USAF_G35_Guy wrote:^ Good point.....could be the reason I'm having transmission problems at the moment. 20k miles give or take later after the install. OR it could be the fact that everywhere I read the 03 trannys SUCKS BALLZ! Either way, I'm sure my occasional roasting of the tires doesn't help either
I think it helps a little to remember the main reason the flywheel is there in the first place, to even out torque pulses. However it also has some features that have to do with balancing harmonics along the length of the shaft and in this case the shaft varies in length as the clutch is engaged and disengaged.
While not the case with our engines some are designed without a main bearing at the output of the final drive, relying on the equipment connected to it for support. For example a generator will sometimes carry the load normally associated with this bearing. The flywheel is still present in some cases where the generator is not the starter. If you change the weight in this case of the flywheel you just changed the loading on the bearing away from the ouput of the final drive. If the bearing is present sometimes the generator rotor will hang off of the end of the shaft unsupported by a bearing of its own. A change in weight now will often affect the bearing next to the final drive bearing more than that of the final drive bearing itself.
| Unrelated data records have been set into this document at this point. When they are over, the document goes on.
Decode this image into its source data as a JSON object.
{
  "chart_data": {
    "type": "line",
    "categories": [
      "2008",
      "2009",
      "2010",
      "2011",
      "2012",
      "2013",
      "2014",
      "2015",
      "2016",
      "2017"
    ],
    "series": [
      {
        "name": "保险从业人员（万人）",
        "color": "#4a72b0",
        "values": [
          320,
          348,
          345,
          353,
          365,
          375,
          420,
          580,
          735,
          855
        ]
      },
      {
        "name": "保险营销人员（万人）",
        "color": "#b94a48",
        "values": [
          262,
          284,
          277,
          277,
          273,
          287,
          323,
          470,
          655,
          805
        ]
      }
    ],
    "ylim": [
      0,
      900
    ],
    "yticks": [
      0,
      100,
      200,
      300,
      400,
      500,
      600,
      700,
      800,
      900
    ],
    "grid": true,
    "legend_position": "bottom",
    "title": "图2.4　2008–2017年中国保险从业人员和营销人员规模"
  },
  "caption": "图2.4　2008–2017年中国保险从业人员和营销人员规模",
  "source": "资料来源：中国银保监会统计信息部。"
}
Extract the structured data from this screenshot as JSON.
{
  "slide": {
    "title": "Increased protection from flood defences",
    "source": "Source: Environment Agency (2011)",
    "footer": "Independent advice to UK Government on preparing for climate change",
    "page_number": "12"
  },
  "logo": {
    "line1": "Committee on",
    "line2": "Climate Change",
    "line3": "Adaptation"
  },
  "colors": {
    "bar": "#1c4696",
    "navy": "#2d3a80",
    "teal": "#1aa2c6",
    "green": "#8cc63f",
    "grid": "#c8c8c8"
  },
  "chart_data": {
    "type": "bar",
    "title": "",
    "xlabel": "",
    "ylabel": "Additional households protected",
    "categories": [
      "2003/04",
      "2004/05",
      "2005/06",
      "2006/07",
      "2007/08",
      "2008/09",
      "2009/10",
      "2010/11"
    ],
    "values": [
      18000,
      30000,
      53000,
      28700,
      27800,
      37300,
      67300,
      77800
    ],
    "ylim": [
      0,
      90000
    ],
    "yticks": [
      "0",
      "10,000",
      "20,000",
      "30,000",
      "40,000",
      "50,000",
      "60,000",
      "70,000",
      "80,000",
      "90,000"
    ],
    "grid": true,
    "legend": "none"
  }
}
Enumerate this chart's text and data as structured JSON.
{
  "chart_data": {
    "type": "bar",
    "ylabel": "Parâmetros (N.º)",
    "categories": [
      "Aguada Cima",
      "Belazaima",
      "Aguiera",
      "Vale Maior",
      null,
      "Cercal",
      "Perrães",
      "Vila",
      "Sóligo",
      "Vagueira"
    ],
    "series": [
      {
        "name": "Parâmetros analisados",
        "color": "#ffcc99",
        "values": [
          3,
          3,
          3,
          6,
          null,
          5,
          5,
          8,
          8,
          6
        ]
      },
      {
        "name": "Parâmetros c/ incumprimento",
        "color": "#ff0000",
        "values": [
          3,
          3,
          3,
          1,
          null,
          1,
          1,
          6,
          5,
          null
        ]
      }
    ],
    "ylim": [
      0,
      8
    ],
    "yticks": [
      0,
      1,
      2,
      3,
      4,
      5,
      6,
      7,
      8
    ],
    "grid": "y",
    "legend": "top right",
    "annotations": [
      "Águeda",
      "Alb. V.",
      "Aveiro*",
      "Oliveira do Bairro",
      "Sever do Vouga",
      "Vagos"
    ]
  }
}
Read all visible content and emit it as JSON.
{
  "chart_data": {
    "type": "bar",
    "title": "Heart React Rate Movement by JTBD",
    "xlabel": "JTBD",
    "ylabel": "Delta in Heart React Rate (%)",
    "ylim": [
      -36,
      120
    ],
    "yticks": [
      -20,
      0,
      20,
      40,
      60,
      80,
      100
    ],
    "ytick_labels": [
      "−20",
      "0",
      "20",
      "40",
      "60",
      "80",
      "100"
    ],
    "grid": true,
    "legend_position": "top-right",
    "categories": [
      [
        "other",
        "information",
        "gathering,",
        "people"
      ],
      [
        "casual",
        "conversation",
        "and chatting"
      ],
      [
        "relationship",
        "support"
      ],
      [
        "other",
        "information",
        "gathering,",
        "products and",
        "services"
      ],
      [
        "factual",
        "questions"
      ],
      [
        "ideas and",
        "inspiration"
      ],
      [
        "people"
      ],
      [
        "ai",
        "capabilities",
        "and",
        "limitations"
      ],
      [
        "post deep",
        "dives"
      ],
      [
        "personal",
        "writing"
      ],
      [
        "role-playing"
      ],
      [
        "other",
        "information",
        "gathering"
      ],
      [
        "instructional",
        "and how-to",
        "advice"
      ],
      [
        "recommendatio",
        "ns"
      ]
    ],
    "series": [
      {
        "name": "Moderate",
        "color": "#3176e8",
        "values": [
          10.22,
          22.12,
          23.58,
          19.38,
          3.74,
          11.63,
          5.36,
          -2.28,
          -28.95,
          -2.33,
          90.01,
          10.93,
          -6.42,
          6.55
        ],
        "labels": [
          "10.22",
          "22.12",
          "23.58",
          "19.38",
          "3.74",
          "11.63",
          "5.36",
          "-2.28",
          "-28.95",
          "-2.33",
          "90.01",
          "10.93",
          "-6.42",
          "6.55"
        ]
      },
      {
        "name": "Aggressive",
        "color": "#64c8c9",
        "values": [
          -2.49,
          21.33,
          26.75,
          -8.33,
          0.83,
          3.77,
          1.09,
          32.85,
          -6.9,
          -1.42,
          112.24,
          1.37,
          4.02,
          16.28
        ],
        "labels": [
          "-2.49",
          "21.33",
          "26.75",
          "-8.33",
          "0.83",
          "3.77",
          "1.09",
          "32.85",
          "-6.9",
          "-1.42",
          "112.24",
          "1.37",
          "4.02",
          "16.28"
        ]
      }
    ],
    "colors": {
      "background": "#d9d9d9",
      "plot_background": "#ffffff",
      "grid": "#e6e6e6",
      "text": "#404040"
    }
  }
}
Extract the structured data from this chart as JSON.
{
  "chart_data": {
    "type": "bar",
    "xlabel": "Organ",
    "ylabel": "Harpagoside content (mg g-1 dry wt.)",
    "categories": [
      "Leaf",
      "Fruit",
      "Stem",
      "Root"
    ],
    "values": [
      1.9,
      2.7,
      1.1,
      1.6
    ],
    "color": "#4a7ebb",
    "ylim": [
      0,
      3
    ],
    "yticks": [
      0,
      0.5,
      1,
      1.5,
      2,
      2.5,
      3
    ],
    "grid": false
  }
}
Sort of hard to explain, but maybe consider that the output bearing like the support of a teeter totter. One end of the teeter totter is where the next bearing is located, the other the input shaft bearing of the transmission. Changing the flywheel characteristics from design will affect everything else. Changing anything else such as aftermarket clutch assemblies, pistons, rods, damper/pulley, will affect everything else as well. Even oil temperatures will play into it.
In the case of large industrial equipment there are ways of tuning these changes. Where shafts bolt together (where bearings are also located) you will often find balance slugs used. Not only for adjusting shaft balance but for harmonics along the shaft. I find the procedure very fascinating to watch, some of the test equipment is simply unbelievable in scope and it takes a very well trained engineer to get it 'right'.